At a friend’s house, he recounts, “we found a book about murrine and got totally fascinated. The next day, we were on the computer researching it, and pretty soon we started making our own pieces.” Those early learn-as-they-went efforts, using images from posters, art books, or online sources, were painstakingly exact in reproducing the colors of the originals, and, Juedemann admits, were mere copies.

“I really struggled to match the original colors, until one day I decided to make up my own colors, use my imagination more. And that’s when the work became art.”

The process begins with molten glass, which Juedemann blends to make a variety of colors and then stretches into thin threads as they cool.

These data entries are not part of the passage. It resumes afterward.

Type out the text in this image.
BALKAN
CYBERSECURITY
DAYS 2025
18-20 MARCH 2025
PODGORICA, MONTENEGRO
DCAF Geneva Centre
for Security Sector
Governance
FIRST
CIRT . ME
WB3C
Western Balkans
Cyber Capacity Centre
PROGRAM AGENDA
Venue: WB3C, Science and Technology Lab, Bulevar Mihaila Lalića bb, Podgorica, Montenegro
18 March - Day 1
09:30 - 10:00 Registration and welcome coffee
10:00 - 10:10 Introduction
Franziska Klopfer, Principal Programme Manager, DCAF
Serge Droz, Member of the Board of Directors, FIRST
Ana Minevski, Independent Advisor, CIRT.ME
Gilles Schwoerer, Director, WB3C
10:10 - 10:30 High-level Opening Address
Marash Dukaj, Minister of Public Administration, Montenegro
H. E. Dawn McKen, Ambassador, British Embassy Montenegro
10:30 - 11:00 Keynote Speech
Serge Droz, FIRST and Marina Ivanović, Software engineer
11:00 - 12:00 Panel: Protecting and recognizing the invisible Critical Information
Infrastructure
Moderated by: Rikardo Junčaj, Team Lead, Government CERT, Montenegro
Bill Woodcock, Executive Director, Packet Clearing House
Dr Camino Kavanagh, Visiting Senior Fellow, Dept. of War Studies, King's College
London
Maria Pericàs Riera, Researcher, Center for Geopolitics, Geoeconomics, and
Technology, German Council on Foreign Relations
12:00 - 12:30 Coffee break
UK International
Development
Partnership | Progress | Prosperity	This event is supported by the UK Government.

The threads harden and are cut into three-inch pieces called canes, which Juedemann painstakingly inserts into a round, kiln-tolerant paper form, with the original artwork at the bottom to serve as a guide. “Think of each cane as a pixel,” Juedemann explains, “which I build up into an image.” The completed form goes into the kiln to fuse the glass, which can then be stretched again while still molten and sliced into round pieces once it hardens, each piece bearing the full design.

“I polish each slice, and then you have a really tiny image of someone that meant something to someone, in glass,” Juedemann says. (The figures he enshrines have included political revolutionaries, pop stars, and obscure Renaissance queens.) The images can be inserted into glass globes, paperweights, even marbles, all of which make up his oeuvre.

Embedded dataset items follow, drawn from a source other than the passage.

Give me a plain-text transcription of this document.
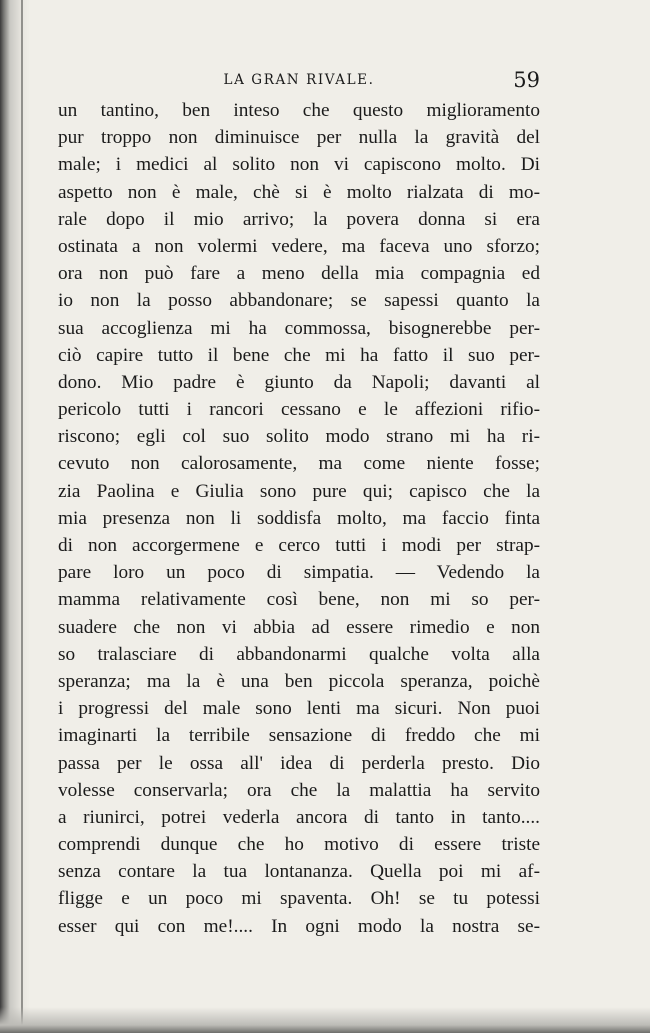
LA GRAN RIVALE.	59
un tantino, ben inteso che questo miglioramento
pur troppo non diminuisce per nulla la gravità del
male; i medici al solito non vi capiscono molto. Di
aspetto non è male, chè si è molto rialzata di mo-
rale dopo il mio arrivo; la povera donna si era
ostinata a non volermi vedere, ma faceva uno sforzo;
ora non può fare a meno della mia compagnia ed
io non la posso abbandonare; se sapessi quanto la
sua accoglienza mi ha commossa, bisognerebbe per-
ciò capire tutto il bene che mi ha fatto il suo per-
dono. Mio padre è giunto da Napoli; davanti al
pericolo tutti i rancori cessano e le affezioni rifio-
riscono; egli col suo solito modo strano mi ha ri-
cevuto non calorosamente, ma come niente fosse;
zia Paolina e Giulia sono pure qui; capisco che la
mia presenza non li soddisfa molto, ma faccio finta
di non accorgermene e cerco tutti i modi per strap-
pare loro un poco di simpatia. — Vedendo la
mamma relativamente così bene, non mi so per-
suadere che non vi abbia ad essere rimedio e non
so tralasciare di abbandonarmi qualche volta alla
speranza; ma la è una ben piccola speranza, poichè
i progressi del male sono lenti ma sicuri. Non puoi
imaginarti la terribile sensazione di freddo che mi
passa per le ossa all' idea di perderla presto. Dio
volesse conservarla; ora che la malattia ha servito
a riunirci, potrei vederla ancora di tanto in tanto....
comprendi dunque che ho motivo di essere triste
senza contare la tua lontananza. Quella poi mi af-
fligge e un poco mi spaventa. Oh! se tu potessi
esser qui con me!.... In ogni modo la nostra se-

From his computer, Juedemann prints an image of the ruffled 16th-century forebear of a European collector who purchases much of his work — the same collector for whom he created glass mosaic portraits of seven of the most recent popes. “I don’t really like to work on a commission basis. I like to just do my own thing,” Juedemann says. “But this particular collector just supplies an image and doesn’t get any more specific than that, so I can do what I want and take as long as I want.” The sources for most of Juedemann’s self-initiated work are decidedly more contemporary, from WikiLeaks founder Julian Assange to James Dean. “Knowledge of the world, pop culture, and anti-establishment” is how Juedemann describes his inspirations. “It’s a tradition in murrine, starting from a few thousand years ago. You do the popular figures of the time, and I have no problem with that.”

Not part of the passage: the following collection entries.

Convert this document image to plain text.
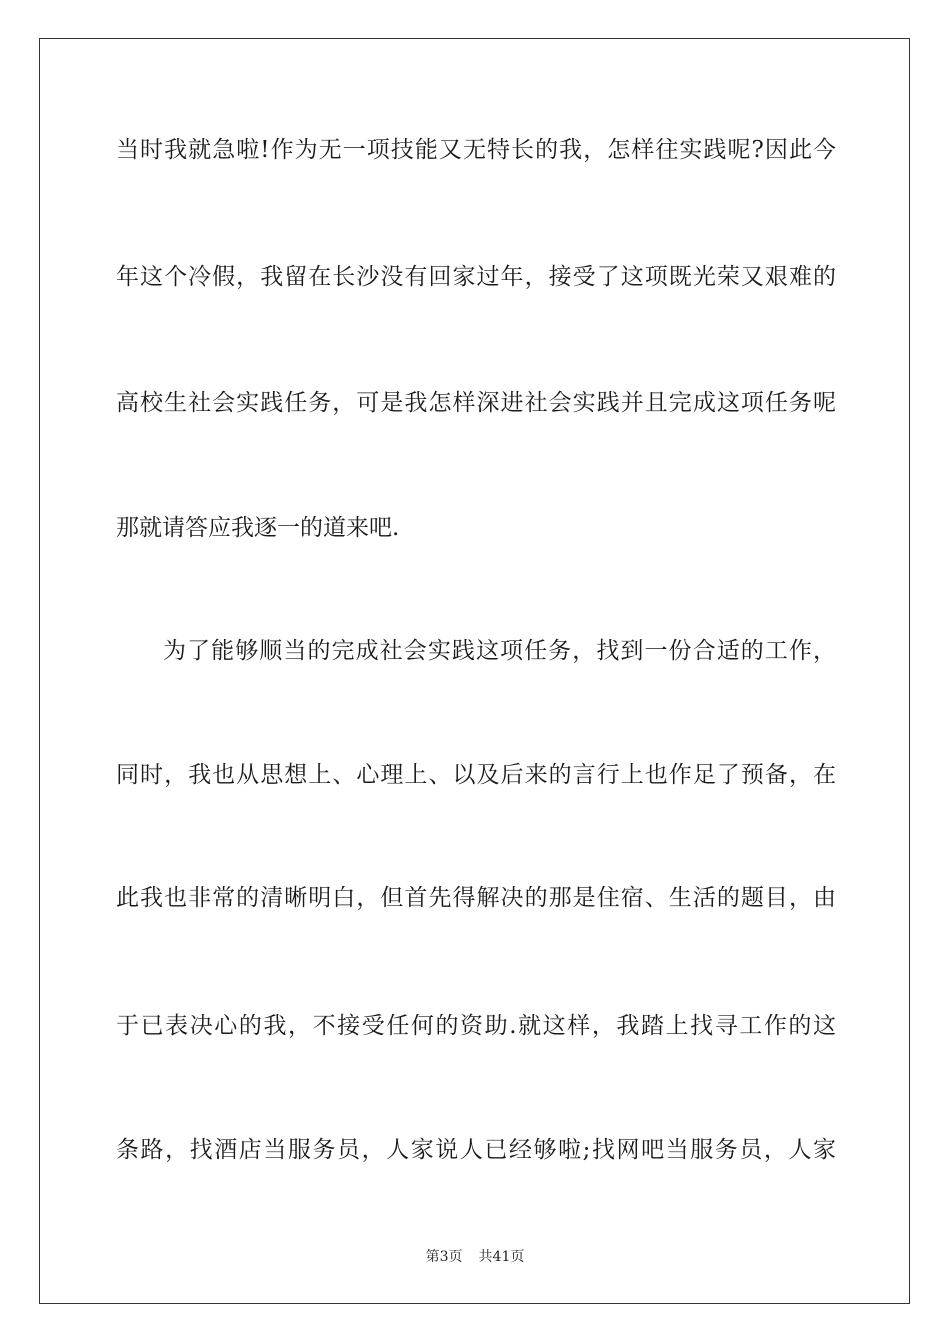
当时我就急啦!作为无一项技能又无特长的我，怎样往实践呢?因此今

年这个冷假，我留在长沙没有回家过年，接受了这项既光荣又艰难的

高校生社会实践任务，可是我怎样深进社会实践并且完成这项任务呢

那就请答应我逐一的道来吧.

为了能够顺当的完成社会实践这项任务，找到一份合适的工作，

同时，我也从思想上、心理上、以及后来的言行上也作足了预备，在

此我也非常的清晰明白，但首先得解决的那是住宿、生活的题目，由

于已表决心的我，不接受任何的资助.就这样，我踏上找寻工作的这

条路，找酒店当服务员，人家说人已经够啦;找网吧当服务员，人家

第3页 共41页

He grew up in Western North Carolina, near Linville Falls and Grandfather Mountain, but lived with family relatives in Germany every summer for nine years, where he discovered his attraction for fine art. “I traveled to almost every European country, going to every museum there was, and I think that’s where I realized the difference between fine art and the stuff college students did, like dolls in corners and such,” Juedemann says. “I mean, when you get up close to those works by the Old Masters and study the brushwork, the attention to detail is just amazing.”

He may use modern technology to make and sell his work (photographs of each completed piece are e-mailed to the Japanese collector who represents and sells his work online), but the art Juedemann practices is very old indeed, a form developed thousands of years ago by Phoenician traders, who spread the technique to much of the ancient world, from Egypt to Greece to Rome. It was brought to its current form by the Venetian glass masters of Murano, still the epicenter of murrine.

“When [Lissa and I] first started with murrine, there were maybe four practitioners in the world, and we were two of them,” Juedemann says. “The other two were a father-and-son team in Italy. Now there are many more people doing murrine.”

That’s in no small part due to Juedemann’s online presence and willingness to share with others the intricacies of a technique that’s so visually challenging. “I can’t even describe it to people,” Juedemann said. “You have to kind of see it to get it.”